Question

Oleum is considered as a solution of $S{O}_3$ in $H_{2}S{O}_4$, which is obtained by passing $S{O}_3$ in solution of $H_{2}S{O}_4$. When $100g$ sample of oleum is diluted with desired weight of $H_{2}O$, the total mass of $H_{2}S{O}_4$ will be for example, a oleum bottle labelled as $109\%$ $H_{2}S{O}_4$, means the $109$ g total mass of pure $H_{2}S{O}_4$ will be formed when $100$ g of oleum is diluted by $9g$ of $H_{2}O$, which combines with all the free $S{O}_3$ to form $H_{2}S{O}_4$ as $S{O}_3+H_{2}O\to H_{2}S{O}_4$.

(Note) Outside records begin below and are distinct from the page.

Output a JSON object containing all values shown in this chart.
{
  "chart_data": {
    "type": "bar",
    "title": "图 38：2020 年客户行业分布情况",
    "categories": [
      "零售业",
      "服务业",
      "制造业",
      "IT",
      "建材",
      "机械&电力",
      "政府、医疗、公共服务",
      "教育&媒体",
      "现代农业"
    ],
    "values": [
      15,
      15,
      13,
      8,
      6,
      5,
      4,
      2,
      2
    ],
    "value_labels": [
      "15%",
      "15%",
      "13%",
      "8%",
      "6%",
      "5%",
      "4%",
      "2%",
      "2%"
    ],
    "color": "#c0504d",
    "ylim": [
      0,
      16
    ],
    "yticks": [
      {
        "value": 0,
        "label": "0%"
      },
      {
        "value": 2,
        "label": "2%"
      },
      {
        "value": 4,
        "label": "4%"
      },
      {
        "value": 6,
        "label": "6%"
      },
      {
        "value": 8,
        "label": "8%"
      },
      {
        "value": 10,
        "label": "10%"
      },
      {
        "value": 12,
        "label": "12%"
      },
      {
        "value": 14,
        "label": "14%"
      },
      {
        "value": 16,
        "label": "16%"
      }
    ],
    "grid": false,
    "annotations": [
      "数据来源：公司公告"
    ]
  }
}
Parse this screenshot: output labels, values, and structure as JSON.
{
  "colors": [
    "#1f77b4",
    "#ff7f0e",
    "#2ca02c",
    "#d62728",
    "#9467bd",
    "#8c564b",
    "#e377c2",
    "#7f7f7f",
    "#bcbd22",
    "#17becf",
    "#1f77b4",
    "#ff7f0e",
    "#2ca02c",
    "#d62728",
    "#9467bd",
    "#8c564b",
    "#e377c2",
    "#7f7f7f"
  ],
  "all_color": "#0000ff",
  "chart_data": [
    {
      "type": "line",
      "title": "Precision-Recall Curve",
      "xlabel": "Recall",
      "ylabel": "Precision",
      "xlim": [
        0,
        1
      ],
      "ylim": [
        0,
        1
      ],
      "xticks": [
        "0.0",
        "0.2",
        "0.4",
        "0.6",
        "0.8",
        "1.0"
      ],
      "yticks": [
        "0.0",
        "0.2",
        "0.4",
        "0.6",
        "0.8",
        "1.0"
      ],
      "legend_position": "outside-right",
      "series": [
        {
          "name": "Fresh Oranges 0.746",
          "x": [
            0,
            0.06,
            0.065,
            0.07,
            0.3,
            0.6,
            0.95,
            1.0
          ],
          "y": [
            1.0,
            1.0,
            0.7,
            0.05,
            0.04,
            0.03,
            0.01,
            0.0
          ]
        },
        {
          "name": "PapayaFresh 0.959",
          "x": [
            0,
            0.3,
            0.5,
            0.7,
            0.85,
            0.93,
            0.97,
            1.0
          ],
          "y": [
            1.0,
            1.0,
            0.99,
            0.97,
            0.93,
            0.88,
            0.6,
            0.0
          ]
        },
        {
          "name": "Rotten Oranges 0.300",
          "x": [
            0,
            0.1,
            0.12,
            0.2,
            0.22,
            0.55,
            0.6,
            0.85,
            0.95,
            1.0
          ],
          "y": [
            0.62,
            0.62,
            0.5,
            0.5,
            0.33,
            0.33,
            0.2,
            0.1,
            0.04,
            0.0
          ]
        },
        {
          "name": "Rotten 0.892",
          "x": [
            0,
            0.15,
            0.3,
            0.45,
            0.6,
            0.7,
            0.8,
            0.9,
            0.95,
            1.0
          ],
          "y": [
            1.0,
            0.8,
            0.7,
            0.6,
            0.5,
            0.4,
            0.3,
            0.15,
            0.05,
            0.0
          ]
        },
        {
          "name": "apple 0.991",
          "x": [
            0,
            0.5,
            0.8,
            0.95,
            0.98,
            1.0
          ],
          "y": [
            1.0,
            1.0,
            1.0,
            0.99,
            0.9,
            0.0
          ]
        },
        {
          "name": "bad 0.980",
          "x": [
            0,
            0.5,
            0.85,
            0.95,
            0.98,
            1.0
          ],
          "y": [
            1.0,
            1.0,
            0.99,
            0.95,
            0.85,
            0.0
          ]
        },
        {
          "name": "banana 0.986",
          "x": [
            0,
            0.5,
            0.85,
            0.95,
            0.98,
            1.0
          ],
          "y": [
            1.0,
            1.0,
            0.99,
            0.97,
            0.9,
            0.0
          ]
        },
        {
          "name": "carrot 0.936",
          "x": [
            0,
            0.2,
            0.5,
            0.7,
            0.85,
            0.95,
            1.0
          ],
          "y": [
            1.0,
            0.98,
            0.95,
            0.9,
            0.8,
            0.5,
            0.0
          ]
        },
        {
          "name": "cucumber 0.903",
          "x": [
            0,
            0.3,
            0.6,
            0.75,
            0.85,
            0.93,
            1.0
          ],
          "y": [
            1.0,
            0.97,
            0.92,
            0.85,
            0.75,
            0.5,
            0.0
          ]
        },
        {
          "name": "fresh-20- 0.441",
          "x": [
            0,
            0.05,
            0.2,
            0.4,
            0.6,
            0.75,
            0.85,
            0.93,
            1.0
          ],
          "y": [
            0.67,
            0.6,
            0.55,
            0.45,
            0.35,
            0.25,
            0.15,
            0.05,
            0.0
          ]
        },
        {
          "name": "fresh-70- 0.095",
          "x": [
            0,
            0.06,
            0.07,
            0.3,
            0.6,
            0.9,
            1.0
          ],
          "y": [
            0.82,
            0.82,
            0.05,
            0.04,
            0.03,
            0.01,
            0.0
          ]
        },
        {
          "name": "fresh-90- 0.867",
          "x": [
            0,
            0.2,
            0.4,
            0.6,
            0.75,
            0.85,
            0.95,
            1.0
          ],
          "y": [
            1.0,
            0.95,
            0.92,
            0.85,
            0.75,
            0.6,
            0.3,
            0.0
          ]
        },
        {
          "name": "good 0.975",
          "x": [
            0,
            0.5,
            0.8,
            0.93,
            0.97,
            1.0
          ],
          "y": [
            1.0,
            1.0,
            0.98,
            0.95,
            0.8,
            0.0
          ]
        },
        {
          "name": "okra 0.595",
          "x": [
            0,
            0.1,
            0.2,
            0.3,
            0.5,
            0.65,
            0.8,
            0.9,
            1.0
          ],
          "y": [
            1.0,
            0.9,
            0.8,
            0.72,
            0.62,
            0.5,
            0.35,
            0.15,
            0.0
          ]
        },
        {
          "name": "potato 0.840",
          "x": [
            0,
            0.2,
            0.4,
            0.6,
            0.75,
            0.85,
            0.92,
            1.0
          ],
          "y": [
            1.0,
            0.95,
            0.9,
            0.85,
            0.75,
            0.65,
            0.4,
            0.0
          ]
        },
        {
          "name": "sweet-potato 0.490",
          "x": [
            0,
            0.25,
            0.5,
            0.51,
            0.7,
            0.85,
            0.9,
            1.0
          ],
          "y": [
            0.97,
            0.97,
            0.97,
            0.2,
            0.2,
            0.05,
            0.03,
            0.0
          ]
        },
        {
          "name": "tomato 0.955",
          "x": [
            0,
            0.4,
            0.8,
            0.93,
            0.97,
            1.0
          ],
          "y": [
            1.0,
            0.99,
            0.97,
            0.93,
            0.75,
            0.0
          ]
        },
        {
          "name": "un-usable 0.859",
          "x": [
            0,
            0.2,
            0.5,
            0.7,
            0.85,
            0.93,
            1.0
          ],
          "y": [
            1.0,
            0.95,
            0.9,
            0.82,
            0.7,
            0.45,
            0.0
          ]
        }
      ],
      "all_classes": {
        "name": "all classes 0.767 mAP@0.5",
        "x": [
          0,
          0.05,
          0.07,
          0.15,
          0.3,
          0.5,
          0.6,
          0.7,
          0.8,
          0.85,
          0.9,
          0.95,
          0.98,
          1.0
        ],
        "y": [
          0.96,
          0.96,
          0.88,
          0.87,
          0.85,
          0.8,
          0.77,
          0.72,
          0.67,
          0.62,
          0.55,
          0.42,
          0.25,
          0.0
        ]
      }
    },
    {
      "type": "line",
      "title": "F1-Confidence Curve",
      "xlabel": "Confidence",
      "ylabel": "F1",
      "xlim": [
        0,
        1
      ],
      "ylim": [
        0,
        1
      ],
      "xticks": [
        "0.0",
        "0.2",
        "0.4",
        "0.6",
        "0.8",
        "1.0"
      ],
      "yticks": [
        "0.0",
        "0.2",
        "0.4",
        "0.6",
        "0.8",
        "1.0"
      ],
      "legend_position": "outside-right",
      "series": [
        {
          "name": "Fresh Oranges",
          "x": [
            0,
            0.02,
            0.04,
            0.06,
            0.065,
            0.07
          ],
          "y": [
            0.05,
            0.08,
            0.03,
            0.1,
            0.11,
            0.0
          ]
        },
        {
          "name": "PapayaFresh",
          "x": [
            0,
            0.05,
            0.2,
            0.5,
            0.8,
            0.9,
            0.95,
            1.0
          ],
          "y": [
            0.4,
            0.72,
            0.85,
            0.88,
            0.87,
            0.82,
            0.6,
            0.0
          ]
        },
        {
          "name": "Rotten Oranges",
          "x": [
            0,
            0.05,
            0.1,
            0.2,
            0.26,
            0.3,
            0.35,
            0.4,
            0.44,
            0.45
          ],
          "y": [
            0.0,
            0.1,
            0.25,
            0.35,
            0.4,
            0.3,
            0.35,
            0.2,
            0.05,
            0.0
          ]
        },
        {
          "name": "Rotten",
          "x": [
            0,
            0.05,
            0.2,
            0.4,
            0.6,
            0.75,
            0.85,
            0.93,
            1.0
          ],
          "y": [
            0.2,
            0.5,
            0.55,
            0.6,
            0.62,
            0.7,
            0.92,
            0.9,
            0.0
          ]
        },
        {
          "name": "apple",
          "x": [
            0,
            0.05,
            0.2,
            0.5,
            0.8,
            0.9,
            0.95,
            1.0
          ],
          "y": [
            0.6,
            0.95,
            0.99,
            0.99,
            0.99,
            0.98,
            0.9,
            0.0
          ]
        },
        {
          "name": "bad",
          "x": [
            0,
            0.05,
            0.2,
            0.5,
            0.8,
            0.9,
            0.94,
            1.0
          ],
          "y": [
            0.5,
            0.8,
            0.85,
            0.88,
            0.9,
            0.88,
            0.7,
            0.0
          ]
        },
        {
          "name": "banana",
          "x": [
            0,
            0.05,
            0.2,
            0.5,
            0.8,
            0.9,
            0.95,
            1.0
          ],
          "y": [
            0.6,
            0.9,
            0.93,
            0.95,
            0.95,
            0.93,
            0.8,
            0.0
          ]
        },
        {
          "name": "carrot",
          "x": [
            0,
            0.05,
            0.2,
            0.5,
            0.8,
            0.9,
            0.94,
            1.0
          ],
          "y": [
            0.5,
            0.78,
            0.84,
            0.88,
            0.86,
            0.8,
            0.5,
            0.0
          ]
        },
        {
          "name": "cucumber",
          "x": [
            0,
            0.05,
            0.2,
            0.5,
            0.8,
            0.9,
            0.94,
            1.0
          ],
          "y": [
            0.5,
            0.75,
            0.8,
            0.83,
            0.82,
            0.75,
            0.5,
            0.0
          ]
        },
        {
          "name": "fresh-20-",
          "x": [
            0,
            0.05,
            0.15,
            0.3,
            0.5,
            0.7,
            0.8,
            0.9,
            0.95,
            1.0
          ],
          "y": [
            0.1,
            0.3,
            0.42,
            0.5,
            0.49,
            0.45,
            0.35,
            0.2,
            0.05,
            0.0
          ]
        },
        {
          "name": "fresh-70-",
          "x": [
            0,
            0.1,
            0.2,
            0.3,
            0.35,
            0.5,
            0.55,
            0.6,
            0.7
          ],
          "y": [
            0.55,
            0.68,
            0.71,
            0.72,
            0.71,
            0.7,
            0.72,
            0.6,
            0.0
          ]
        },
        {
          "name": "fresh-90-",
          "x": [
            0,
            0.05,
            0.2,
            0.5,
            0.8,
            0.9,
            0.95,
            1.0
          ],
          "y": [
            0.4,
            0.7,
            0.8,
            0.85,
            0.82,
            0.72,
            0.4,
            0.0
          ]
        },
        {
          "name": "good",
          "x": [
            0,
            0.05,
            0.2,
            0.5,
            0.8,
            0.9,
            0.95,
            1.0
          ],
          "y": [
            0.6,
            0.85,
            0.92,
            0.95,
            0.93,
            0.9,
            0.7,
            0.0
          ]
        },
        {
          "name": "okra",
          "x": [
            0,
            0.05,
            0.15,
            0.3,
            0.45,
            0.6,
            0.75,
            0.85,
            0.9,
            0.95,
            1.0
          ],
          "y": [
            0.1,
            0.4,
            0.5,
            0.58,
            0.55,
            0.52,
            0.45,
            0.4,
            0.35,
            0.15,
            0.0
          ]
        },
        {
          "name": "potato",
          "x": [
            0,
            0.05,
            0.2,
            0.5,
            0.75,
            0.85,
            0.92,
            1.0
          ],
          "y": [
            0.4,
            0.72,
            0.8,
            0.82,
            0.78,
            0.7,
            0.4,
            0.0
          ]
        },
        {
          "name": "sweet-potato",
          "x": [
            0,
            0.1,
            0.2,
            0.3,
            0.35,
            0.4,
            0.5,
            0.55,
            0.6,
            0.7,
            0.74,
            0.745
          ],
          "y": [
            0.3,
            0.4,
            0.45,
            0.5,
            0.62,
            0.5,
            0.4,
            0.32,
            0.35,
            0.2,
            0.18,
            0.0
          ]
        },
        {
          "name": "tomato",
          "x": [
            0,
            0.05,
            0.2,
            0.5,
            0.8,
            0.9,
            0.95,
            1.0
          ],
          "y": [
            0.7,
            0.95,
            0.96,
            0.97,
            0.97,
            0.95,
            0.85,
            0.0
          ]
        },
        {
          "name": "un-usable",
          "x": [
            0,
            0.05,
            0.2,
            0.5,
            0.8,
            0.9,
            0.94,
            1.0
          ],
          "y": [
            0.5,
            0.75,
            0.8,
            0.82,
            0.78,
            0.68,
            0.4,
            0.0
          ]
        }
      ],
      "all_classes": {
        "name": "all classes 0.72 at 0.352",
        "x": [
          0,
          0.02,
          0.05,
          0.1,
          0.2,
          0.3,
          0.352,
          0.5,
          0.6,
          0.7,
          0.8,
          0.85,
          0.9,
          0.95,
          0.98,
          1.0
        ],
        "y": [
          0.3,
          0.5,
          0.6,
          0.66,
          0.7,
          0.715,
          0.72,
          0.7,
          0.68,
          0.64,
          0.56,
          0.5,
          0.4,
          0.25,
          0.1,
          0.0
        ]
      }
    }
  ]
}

What is the $\%$ of free $S{O}_3$ in an oleum that is labelled as $104.5\%$ $H_{2}S{O}_4$?

• A. $10$
• B. $20$
• C. $40$
• D. None of the above

Answer 1

Answer: (B)

$20$

When $100$ g oleum sample requires $4.5$ g water to produce $104.5$ g sulfuric acid, it is labelled as $104.5\%$ oleum.
Free $S{O}_3=\frac{80}{18}\times 4.5=20$ g.
Percentage of free $S{O}_3$ present $=\frac{20}{100}\times 100=20\%$.